Nicknamed “Gyro,” Sperry was a daredevil whose personally tested many of his instruments and technologies, included a public demonstration of his self-packing parachute. According the National Aviation Hall of Fame, Sperry jumped out of a plane, “falling 2,000 feet before pulling the rip cord. Unfortunately, winds carried him over downtown Dayton [Ohio] and he landed on top of its tallest building, as fire engines rushed to the scene.

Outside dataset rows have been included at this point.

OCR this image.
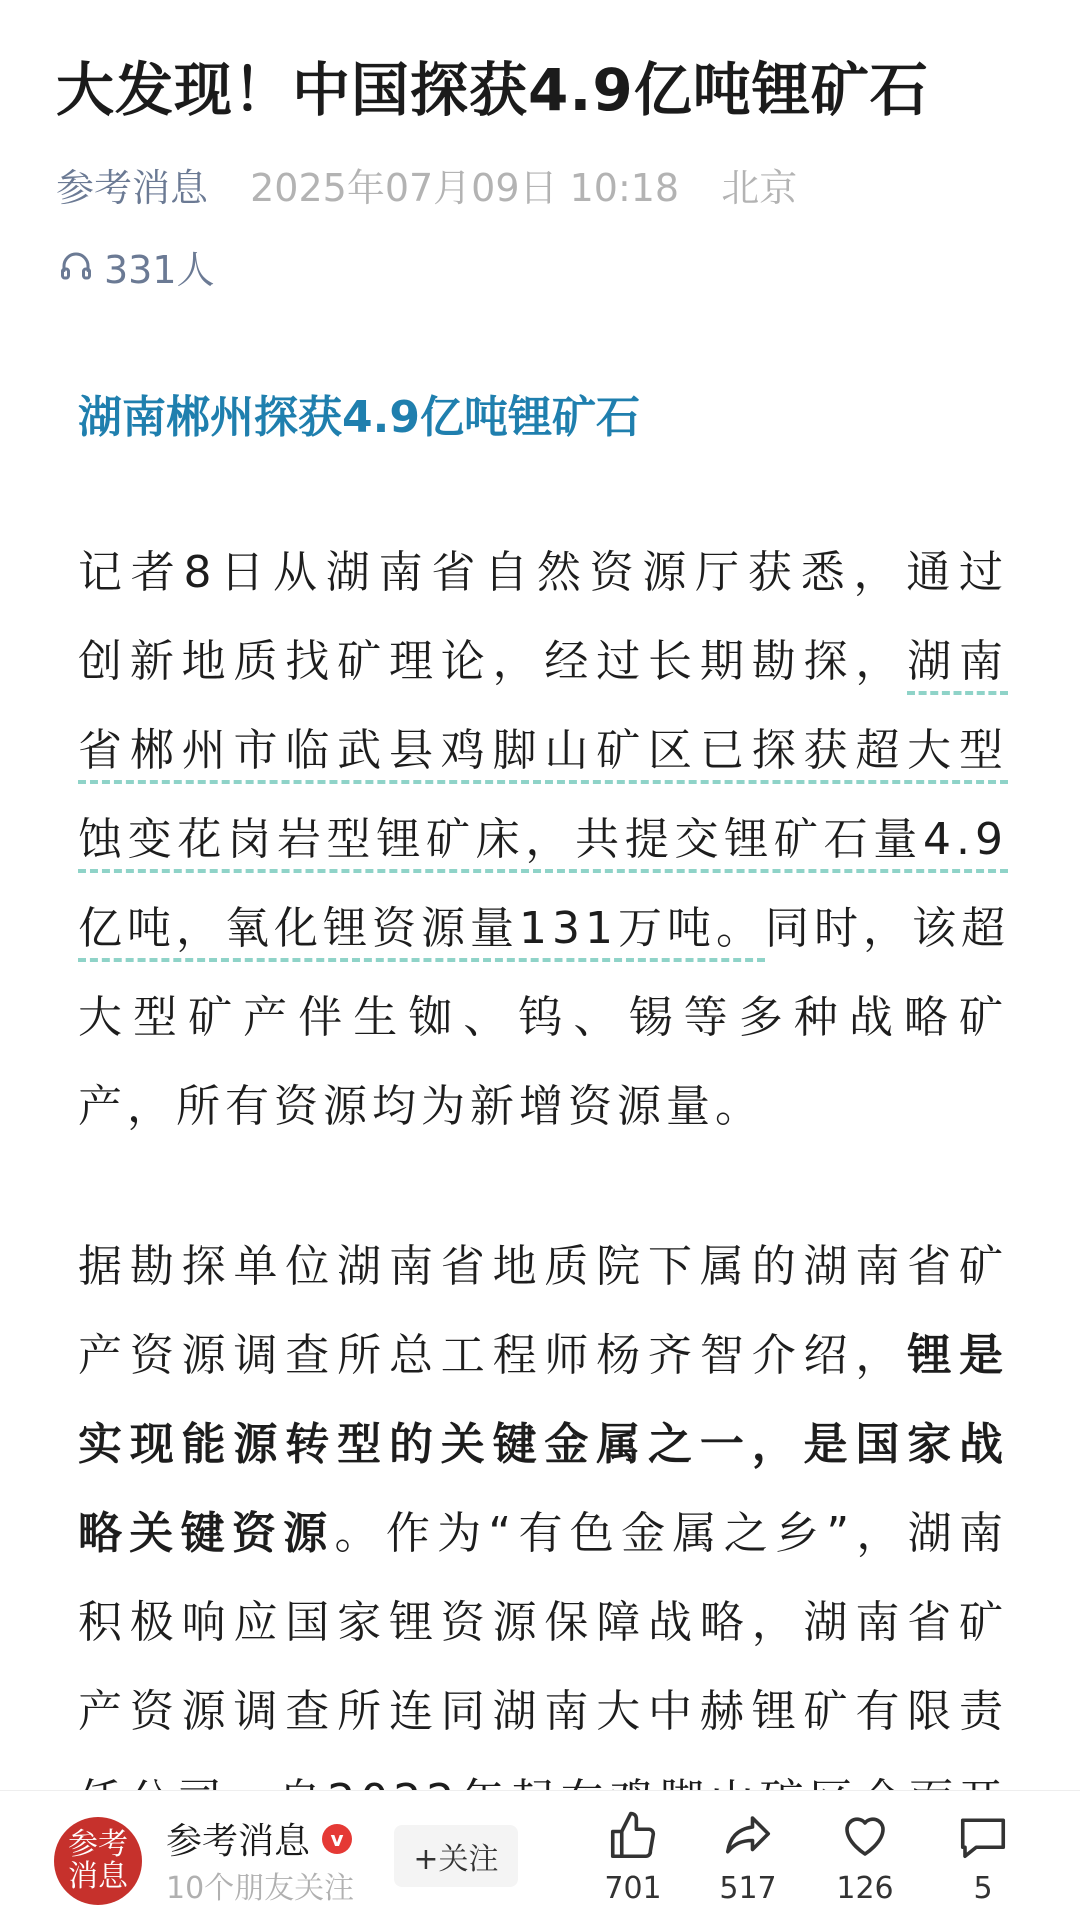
大发现！中国探获4.9亿吨锂矿石
参考消息 2025年07月09日 10:18 北京
331人
湖南郴州探获4.9亿吨锂矿石
记者8日从湖南省自然资源厅获悉，通过
创新地质找矿理论，经过长期勘探，湖南
省郴州市临武县鸡脚山矿区已探获超大型
蚀变花岗岩型锂矿床，共提交锂矿石量4.9
亿吨，氧化锂资源量131万吨。同时，该超
大型矿产伴生铷、钨、锡等多种战略矿
产，所有资源均为新增资源量。
据勘探单位湖南省地质院下属的湖南省矿
产资源调查所总工程师杨齐智介绍，锂是
实现能源转型的关键金属之一，是国家战
略关键资源。作为“有色金属之乡”，湖南
积极响应国家锂资源保障战略，湖南省矿
产资源调查所连同湖南大中赫锂矿有限责
参考消息
参考消息	v
10个朋友关注
+关注
701	517	126	5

But when Lawrence calmly jumped from the building and floated safely to the ground, his father, an ardent prohibitionist, deadpanned, “I think we all need a drink!”
Other stunts included buzzing the Capitol to disrupt Congress and landing first on the Capitol steps, and then in front of the Lincoln Memorial before storming into the U.S. Treasury to collect money the government, which had been slow in paying his company for contracted work. Speaking of stunts, he is also considered by some the founding member of the “Mile High Club,” in 1916 after he and a married woman companion were fished out of the drink off Long Island buck naked after their plane crashed. Sperry famously claimed the impact blew their clothes off, inspiring an equally famous retort by one New York newspaper, “Aerial Petting Leads to Wetting.”  He wasn’t so lucky in another accident. Sperry was killed in a plane crash over the North Seas in 1923 while flying in dense fog from England to Holland in a plane he designed himself. Sperry is a member of the Naval Aviation Hall of Honor and the National Aviation Hall of Fame.